A key area of the research thrusts in structural monitoring will be a thorough investigation of different types of sensors for a variety of infrastructure applications (e.g., flow meters to detect leaks and blockages in pipelines or motion sensors for structural integrity of bridges and buildings). Of course, existing sensor technologies where appropriate will have first consideration, but where needed, development of new sensors need to be pursued.

For example, a monitoring system for main cables of suspension bridges, developed at Columbia University, integrates many types of sensors for corrosion, temperature, pH, and other characteristics needed to assess the condition and remaining strength of main cables which, to date, are not readily inspected. Some of these sensors already have successful records in other applications but are not necessarily transferrable to suspension bridges.

The cross-disciplinary character of sensor development and handling the large amounts of data are ideally suited to the broad-based data center focused on Smart Cities that the Engineering School intends to create. Expeditious collection and processing of the large amounts of data requires new methods of communication that will also be a subject of research. Instead of installing a new communication infrastructure, the infrastructure itself will be used to transfer information.
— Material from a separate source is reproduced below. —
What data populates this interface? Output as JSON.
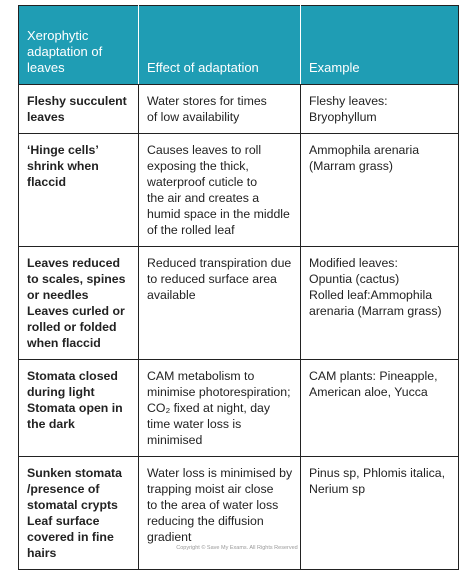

We will investigate ad hoc wireless networks, communications over the power network, and intermittently connected networking techniques.

Since in large urban areas there will be large numbers of sensors connected in complex networks, special attention will be given to networking techniques that process sensor readings during collection to reduce the required bandwidth. In addition, the power requirements for monitoring widely in transportation, water distribution, and sewer systems of large urban areas can be mitigated by focusing on use of low bandwidth communications to perform infrequent “meter reading” or to summon an intermittently connected networking collection device (with mobile radio and storage nodes for water and sewer lines or with passing trains in the subway system).
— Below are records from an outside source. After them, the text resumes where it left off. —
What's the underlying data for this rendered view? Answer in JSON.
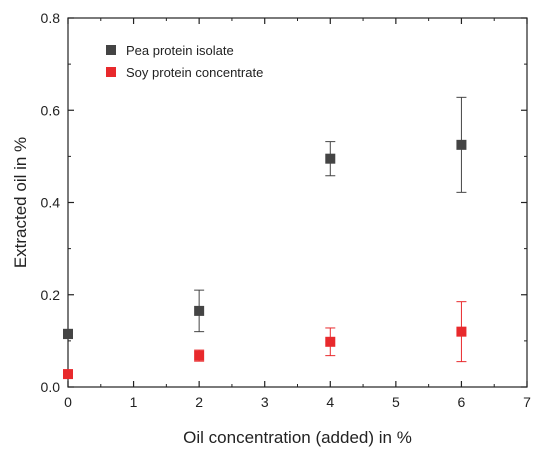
{
  "chart_data": {
    "type": "scatter",
    "title": "",
    "xlabel": "Oil concentration (added) in %",
    "ylabel": "Extracted oil in %",
    "xlim": [
      0,
      7
    ],
    "ylim": [
      0,
      0.8
    ],
    "xticks": [
      "0",
      "1",
      "2",
      "3",
      "4",
      "5",
      "6",
      "7"
    ],
    "yticks": [
      "0.0",
      "0.2",
      "0.4",
      "0.6",
      "0.8"
    ],
    "grid": false,
    "legend_position": "top-left",
    "series": [
      {
        "name": "Pea protein isolate",
        "color": "#444444",
        "x": [
          0,
          2,
          4,
          6
        ],
        "y": [
          0.115,
          0.165,
          0.495,
          0.525
        ],
        "error": [
          0.01,
          0.045,
          0.037,
          0.103
        ]
      },
      {
        "name": "Soy protein concentrate",
        "color": "#e8292c",
        "x": [
          0,
          2,
          4,
          6
        ],
        "y": [
          0.028,
          0.068,
          0.098,
          0.12
        ],
        "error": [
          0.005,
          0.012,
          0.03,
          0.065
        ]
      }
    ]
  }
}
The use of sensor information in assessment methodologies to evaluate the structural health of the aging infrastructure system, even when the information is less than complete for the numerical models of the specific system, will enable quick response reactions in keeping with the management models that will be developed.

Our Civil Engineering and Engineering Mechanics (CEEM) Department is uniquely positioned in the area of Structural Health Monitoring (SHM). Keeping its strength on the mechanics end of the spectrum, the CEEM Department has created a group in SHM comprised of leading experts in research areas critical to our goal of remedying aging infrastructures. My own research and that of Professor Andrew Smyth focuses on structural health monitoring and damage assessment of different structural systems, such as bridges and buildings, while Professor George Deodatis brings to the group his expertise on uncertainty quantification. Professor Maria Feng is working on the development of innovative technologies for novel fiber optic and vision-based sensors as well as on microwave imaging technology. Professor Richard Longman, a world-renowned expert in control theory, complements the CEEM SHM team with his work on vibrationbased system identification.
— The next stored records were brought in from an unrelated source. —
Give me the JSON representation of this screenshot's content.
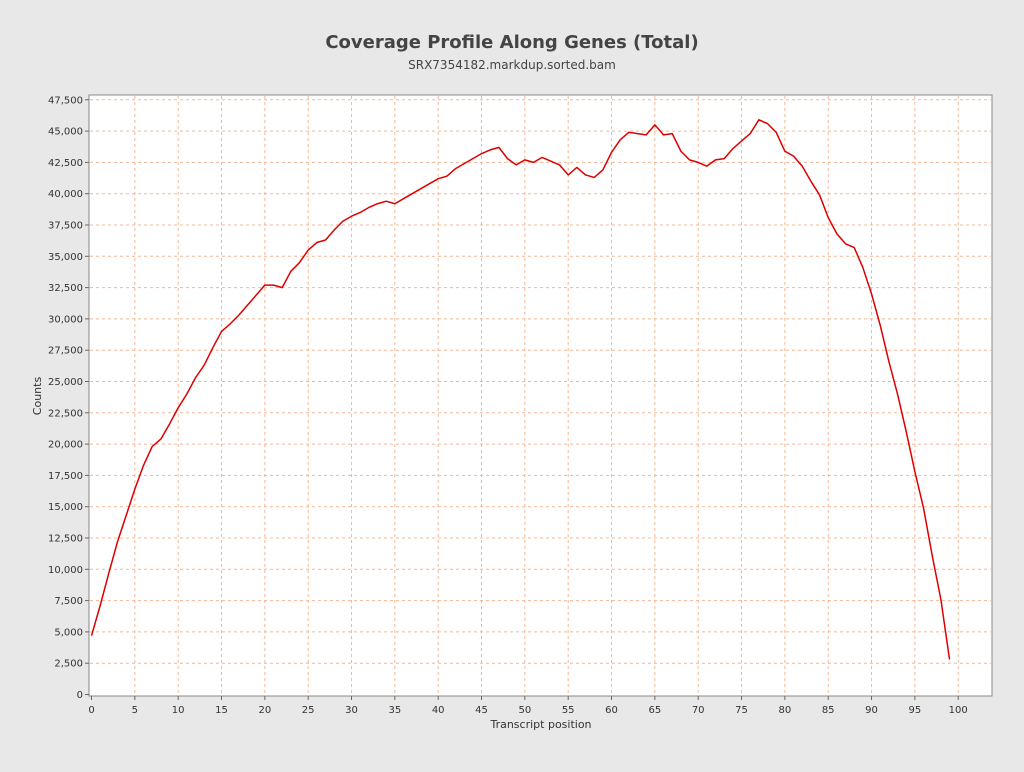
{
  "chart_data": {
    "type": "line",
    "title": "Coverage Profile Along Genes (Total)",
    "subtitle": "SRX7354182.markdup.sorted.bam",
    "xlabel": "Transcript position",
    "ylabel": "Counts",
    "xlim": [
      0,
      104
    ],
    "ylim": [
      0,
      48000
    ],
    "x_ticks": [
      0,
      5,
      10,
      15,
      20,
      25,
      30,
      35,
      40,
      45,
      50,
      55,
      60,
      65,
      70,
      75,
      80,
      85,
      90,
      95,
      100
    ],
    "y_ticks": [
      0,
      2500,
      5000,
      7500,
      10000,
      12500,
      15000,
      17500,
      20000,
      22500,
      25000,
      27500,
      30000,
      32500,
      35000,
      37500,
      40000,
      42500,
      45000,
      47500
    ],
    "y_tick_labels": [
      "0",
      "2,500",
      "5,000",
      "7,500",
      "10,000",
      "12,500",
      "15,000",
      "17,500",
      "20,000",
      "22,500",
      "25,000",
      "27,500",
      "30,000",
      "32,500",
      "35,000",
      "37,500",
      "40,000",
      "42,500",
      "45,000",
      "47,500"
    ],
    "grid": true,
    "line_color": "#dd0000",
    "series": [
      {
        "x": [
          0,
          1,
          2,
          3,
          4,
          5,
          6,
          7,
          8,
          9,
          10,
          11,
          12,
          13,
          14,
          15,
          16,
          17,
          18,
          19,
          20,
          21,
          22,
          23,
          24,
          25,
          26,
          27,
          28,
          29,
          30,
          31,
          32,
          33,
          34,
          35,
          36,
          37,
          38,
          39,
          40,
          41,
          42,
          43,
          44,
          45,
          46,
          47,
          48,
          49,
          50,
          51,
          52,
          53,
          54,
          55,
          56,
          57,
          58,
          59,
          60,
          61,
          62,
          63,
          64,
          65,
          66,
          67,
          68,
          69,
          70,
          71,
          72,
          73,
          74,
          75,
          76,
          77,
          78,
          79,
          80,
          81,
          82,
          83,
          84,
          85,
          86,
          87,
          88,
          89,
          90,
          91,
          92,
          93,
          94,
          95,
          96,
          97,
          98,
          99
        ],
        "values": [
          4700,
          7100,
          9700,
          12200,
          14300,
          16400,
          18300,
          19800,
          20400,
          21600,
          22900,
          24000,
          25300,
          26300,
          27700,
          29000,
          29600,
          30300,
          31100,
          31900,
          32700,
          32700,
          32500,
          33800,
          34500,
          35500,
          36100,
          36300,
          37100,
          37800,
          38200,
          38500,
          38900,
          39200,
          39400,
          39200,
          39600,
          40000,
          40400,
          40800,
          41200,
          41400,
          42000,
          42400,
          42800,
          43200,
          43500,
          43700,
          42800,
          42300,
          42700,
          42500,
          42900,
          42600,
          42300,
          41500,
          42100,
          41500,
          41300,
          41900,
          43300,
          44300,
          44900,
          44800,
          44700,
          45500,
          44700,
          44800,
          43400,
          42700,
          42500,
          42200,
          42700,
          42800,
          43600,
          44200,
          44800,
          45900,
          45600,
          44900,
          43400,
          43000,
          42200,
          41000,
          39900,
          38100,
          36800,
          36000,
          35700,
          34100,
          32000,
          29500,
          26600,
          24000,
          21000,
          17800,
          14900,
          11100,
          7600,
          2800
        ]
      }
    ]
  }
}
This strong SHM group will continue to concentrate its research initiatives, critical to our goal of remedying aging infrastructures, in the areas of evaluation of existing sensor technologies and development of new sensors; collection, processing, and communication of large amounts of data; data and sensor fusion; power requirements for large sensor networks; data interpretation and system identification; structural health monitoring and damage assessment of different infrastructure evaluation types (e.g., bridges, buildings, pipelines, etc.); and quick response assessment.

As part of the Institute’s program, we will be training a new generation of civil engineers in both the use of such tools and the development of new ones to ensure that our infrastructure, and our civilization, continues to advance.